Discussion and Conclusions
Current literature on environmental carcinogenesis studies utilizing scRNA-seq is lacking, despite significant advances elsewhere in the fields of tumor and developmental biology. Out of the few studies that have utilized scRNA-seq technology examining environmental chemicals, our work on PBDEs was the only one to propose a mechanism of environmental carcinogenesis, with our finding that a potential E2–AREG–EGFR–M2 pathway may be responsible for PBDE-induced ductal regrowth in the mouse mammary gland. This unbiased, exploratory capability of scRNA-seq to elucidate novel mechanisms of action makes it an invaluable tool for environmental chemical carcinogenesis studies. Furthermore, scRNA-seq has also made it possible to elucidate subtle differences between subpopulations of cells, at early point of exposure to environmental chemicals.
While scRNA-seq can reveal previously unknown biological pathways affected by environmental chemicals or characterize subpopulations of cells, this method alone still has several technical limitations, caused by sample quality, data noise, dropout, and data contamination with doublets. Therefore, single-cell transcriptomics is best used with existing in vitro, in vivo, and epidemiologic studies as validation experiments (Fig. 3). scRNA-seq, as noted in this review, is an excellent tool for hypothesis generation due to its nonbiased, exploratory nature, but loses crucial information such as cellular spatial relationships in the process. Despite these limitations, the complex nature of environmental chemicals still makes scRNA-seq a valuable resource to utilize in this field.
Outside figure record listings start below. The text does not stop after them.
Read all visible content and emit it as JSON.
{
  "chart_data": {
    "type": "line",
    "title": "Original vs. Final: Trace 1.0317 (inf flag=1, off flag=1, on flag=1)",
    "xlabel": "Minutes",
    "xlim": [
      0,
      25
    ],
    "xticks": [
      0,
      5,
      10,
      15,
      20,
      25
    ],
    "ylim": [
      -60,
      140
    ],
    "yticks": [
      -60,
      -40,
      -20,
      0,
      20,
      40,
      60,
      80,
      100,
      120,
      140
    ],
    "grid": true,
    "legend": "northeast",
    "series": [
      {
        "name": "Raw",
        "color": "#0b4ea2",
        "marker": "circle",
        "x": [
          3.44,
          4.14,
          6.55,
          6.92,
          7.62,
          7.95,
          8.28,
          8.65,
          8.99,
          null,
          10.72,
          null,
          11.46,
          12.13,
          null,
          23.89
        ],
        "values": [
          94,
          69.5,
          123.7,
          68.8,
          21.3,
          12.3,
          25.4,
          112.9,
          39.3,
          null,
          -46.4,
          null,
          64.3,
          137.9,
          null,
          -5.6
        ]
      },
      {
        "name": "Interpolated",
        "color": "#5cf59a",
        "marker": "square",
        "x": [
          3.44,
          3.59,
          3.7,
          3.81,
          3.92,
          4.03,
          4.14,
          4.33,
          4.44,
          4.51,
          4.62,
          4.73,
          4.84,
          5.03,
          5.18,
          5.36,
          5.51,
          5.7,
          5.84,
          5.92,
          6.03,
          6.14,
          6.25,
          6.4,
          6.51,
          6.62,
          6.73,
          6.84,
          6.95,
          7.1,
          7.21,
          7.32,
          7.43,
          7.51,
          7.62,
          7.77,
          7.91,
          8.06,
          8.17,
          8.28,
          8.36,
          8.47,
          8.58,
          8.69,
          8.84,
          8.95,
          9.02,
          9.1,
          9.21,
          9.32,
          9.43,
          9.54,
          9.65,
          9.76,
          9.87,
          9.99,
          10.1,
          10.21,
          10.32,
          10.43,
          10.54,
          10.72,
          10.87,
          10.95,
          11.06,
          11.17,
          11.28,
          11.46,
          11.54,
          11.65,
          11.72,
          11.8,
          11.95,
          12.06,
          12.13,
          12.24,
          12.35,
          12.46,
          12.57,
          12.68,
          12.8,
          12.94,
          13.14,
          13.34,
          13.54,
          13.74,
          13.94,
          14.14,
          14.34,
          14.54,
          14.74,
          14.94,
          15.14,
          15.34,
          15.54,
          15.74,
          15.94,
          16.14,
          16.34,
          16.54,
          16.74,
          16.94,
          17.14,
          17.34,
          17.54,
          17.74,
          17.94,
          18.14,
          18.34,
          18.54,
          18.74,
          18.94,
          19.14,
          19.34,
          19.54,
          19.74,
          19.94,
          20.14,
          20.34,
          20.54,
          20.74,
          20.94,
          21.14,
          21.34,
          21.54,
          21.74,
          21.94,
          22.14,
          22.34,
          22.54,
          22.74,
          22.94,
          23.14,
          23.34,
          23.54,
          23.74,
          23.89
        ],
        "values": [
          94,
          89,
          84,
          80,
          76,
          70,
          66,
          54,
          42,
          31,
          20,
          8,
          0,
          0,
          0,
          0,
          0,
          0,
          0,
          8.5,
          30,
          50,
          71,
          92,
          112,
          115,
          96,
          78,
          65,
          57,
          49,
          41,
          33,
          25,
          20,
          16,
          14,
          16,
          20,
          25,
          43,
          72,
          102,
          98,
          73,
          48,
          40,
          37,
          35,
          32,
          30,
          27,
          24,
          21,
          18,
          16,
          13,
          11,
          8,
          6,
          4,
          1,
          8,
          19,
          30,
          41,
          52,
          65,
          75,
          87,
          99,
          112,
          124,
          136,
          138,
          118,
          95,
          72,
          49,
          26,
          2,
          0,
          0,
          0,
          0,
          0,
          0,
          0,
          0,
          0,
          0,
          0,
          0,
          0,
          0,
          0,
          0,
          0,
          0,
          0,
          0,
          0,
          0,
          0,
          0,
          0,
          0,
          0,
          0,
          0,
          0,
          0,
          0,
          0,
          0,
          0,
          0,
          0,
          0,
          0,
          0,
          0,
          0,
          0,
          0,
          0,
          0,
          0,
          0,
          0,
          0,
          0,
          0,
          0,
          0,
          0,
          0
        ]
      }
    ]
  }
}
Considering the discoveries made already in the fields of tumor biology and developmental biology, as well as the progress made in elucidating mechanisms of action in several environmental chemical studies, there is significant potential in utilizing scRNA-seq technology to study environmental chemical carcinogenesis.
Disclosure of Potential Conflicts of Interest
No potential conflicts of interest were disclosed.
Acknowledgments
Financial support was provided in part to the corresponding author (S. Chen) by a NIH award U01ES026137. S. Chen is also a member of the City of Hope Cancer Center grant (NIH P30CA033572).